Сам главный герой рассуждает:
Нет, я везу ему точный снимок Измаила и флота. Пригодились корпусные уроки фортификации. Он взглянет и, нет сомнения, объявит поход.
Впрочем, фельдмаршал продолжал сомневаться:
Потемкин вскользь поглядел на рисунок, опустил его в карман и, покачав головой на щеголей штабных, стоявших здесь же в стороне – «не вам, дескать, чета», – объявил производство некоторых из запорожцев, в том числе и Чепигу, офицерами. Всей партии казаков, бывших в поиске, князь повелел новое, полное, по их обычаям, платье и по сто червонцев. Деньги и платье запорожцы, впрочем, к слову сказать, пропили меньше чем в трое суток и, не выезжая из Ясс, отретировались обратно как приехали, в лохмотьях. Радостям их не было конца. «Поход, поход!» – толковали они, распевая свои заунывные боевые песни. Вышло, однако, иначе.
Главный герой вспоминает о встрече с Григорием Потемкиным:
Мне, как главе разведчиков, светлейший назначил особый прием.
– Думаешь, буду хвалить? – спросил он, вынув из баула и вновь рассматривая привезенный мною рисунок. – Отличились вы, флотские, один даже чуть ли не погиб. Но ни к чему, братец, все это, ни к чему, – прибавил, нахмурясь, Потемкин, – не в том дело...
Я онемел от этой неожиданности.
– Согласись, – продолжал он, – ты свежий человек и в Гатчине проходил достойную почетную школу. Я говорил всем, доказывал. Мы заморим турок осадой, заставим сдаться, возьмем далее ряд других крепостей; а нам... ох, что, сударь, и говорить! – объявят вдруг – баста, ни на пядень! – и пропадут задаром все труды, вся кровь, вся честь...
Однако, несмотря на сомнения, история взяла своё: подвиг казаков и российских офицеров не прошёл зря. Григорий Данилевский пишет:
Пришла весть, что нашей гребной флотилии, взявшей Тульчу и Исакчу, удалось прервать сообщение Измаила с не занятым нами правым берегом Дуная.
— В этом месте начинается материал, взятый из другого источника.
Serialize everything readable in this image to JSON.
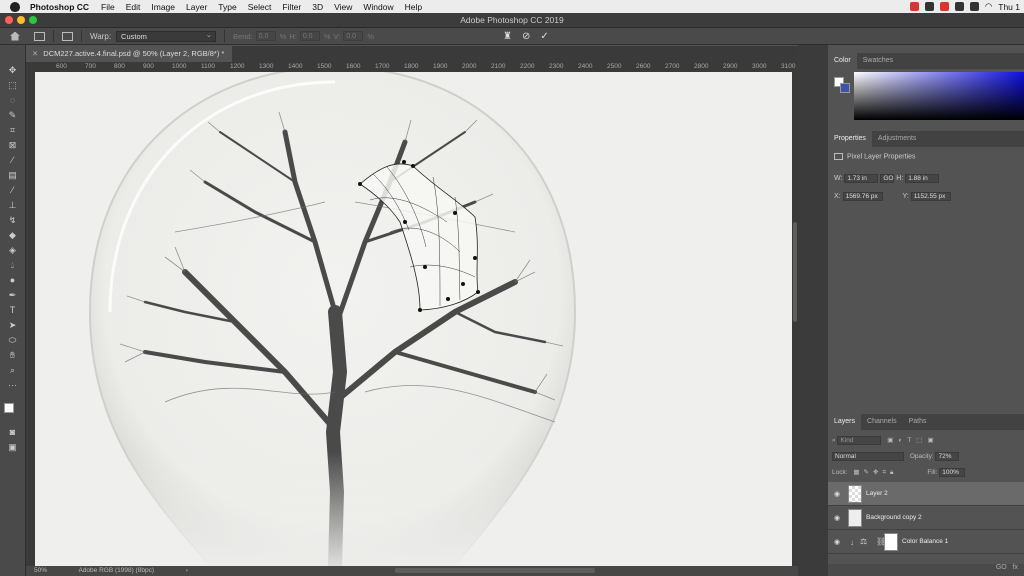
{
  "menubar": {
    "app": "Photoshop CC",
    "items": [
      "File",
      "Edit",
      "Image",
      "Layer",
      "Type",
      "Select",
      "Filter",
      "3D",
      "View",
      "Window",
      "Help"
    ],
    "clock": "Thu 1"
  },
  "window": {
    "title": "Adobe Photoshop CC 2019"
  },
  "options": {
    "warp_label": "Warp:",
    "warp_value": "Custom",
    "bend_label": "Bend:",
    "bend_value": "0.0",
    "bend_unit": "%",
    "h_label": "H:",
    "h_value": "0.0",
    "h_unit": "%",
    "v_label": "V:",
    "v_value": "0.0",
    "v_unit": "%"
  },
  "document": {
    "tab_title": "DCM227.active.4.final.psd @ 50% (Layer 2, RGB/8*) *",
    "zoom": "50%",
    "profile": "Adobe RGB (1998) (8bpc)",
    "status_arrow": "›"
  },
  "ruler": {
    "ticks": [
      "600",
      "700",
      "800",
      "900",
      "1000",
      "1100",
      "1200",
      "1300",
      "1400",
      "1500",
      "1600",
      "1700",
      "1800",
      "1900",
      "2000",
      "2100",
      "2200",
      "2300",
      "2400",
      "2500",
      "2600",
      "2700",
      "2800",
      "2900",
      "3000",
      "3100"
    ]
  },
  "panels": {
    "color_tabs": [
      "Color",
      "Swatches"
    ],
    "properties_tabs": [
      "Properties",
      "Adjustments"
    ],
    "properties_title": "Pixel Layer Properties",
    "w_label": "W:",
    "w_value": "1.73 in",
    "link_icon": "GO",
    "h_label": "H:",
    "h_value": "1.88 in",
    "x_label": "X:",
    "x_value": "1569.76 px",
    "y_label": "Y:",
    "y_value": "1152.55 px",
    "layers_tabs": [
      "Layers",
      "Channels",
      "Paths"
    ],
    "kind_label": "Kind",
    "blend_mode": "Normal",
    "opacity_label": "Opacity:",
    "opacity_value": "72%",
    "lock_label": "Lock:",
    "fill_label": "Fill:",
    "fill_value": "100%",
    "layers": [
      {
        "name": "Layer 2",
        "selected": true
      },
      {
        "name": "Background copy 2",
        "selected": false
      },
      {
        "name": "Color Balance 1",
        "selected": false
      }
    ],
    "footer_links": "GO",
    "footer_fx": "fx"
  },
  "colors": {
    "accent": "#1010e0",
    "panel_bg": "#535353",
    "canvas": "#efefed"
  }
}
Множество запорожских чаек и заготовленных в Севастополе шхун, дупель-шлюпок, полакр, ботов и галер вошли гирлами в реку, подтянулись к занятым нами крепостцам. Пользуясь этим, светлейший предписал командиру корпуса Гудовичу занять десантом ветров против Измаила, устроить там в тайности кегель-батарею и, начав обстреливание самой фортеции, подойти к ней с суши и от реки и попытаться взять ее осадой. Стало известно, что в Стамбуле опять усилилась партия войны; муфтий, стоявший с матерью султана и сералем за мир, был сменен. Порта напрягала последние ресурсы с щелью выбить нас из занятых ею владений. <…> Войско вздохнуло отрадно.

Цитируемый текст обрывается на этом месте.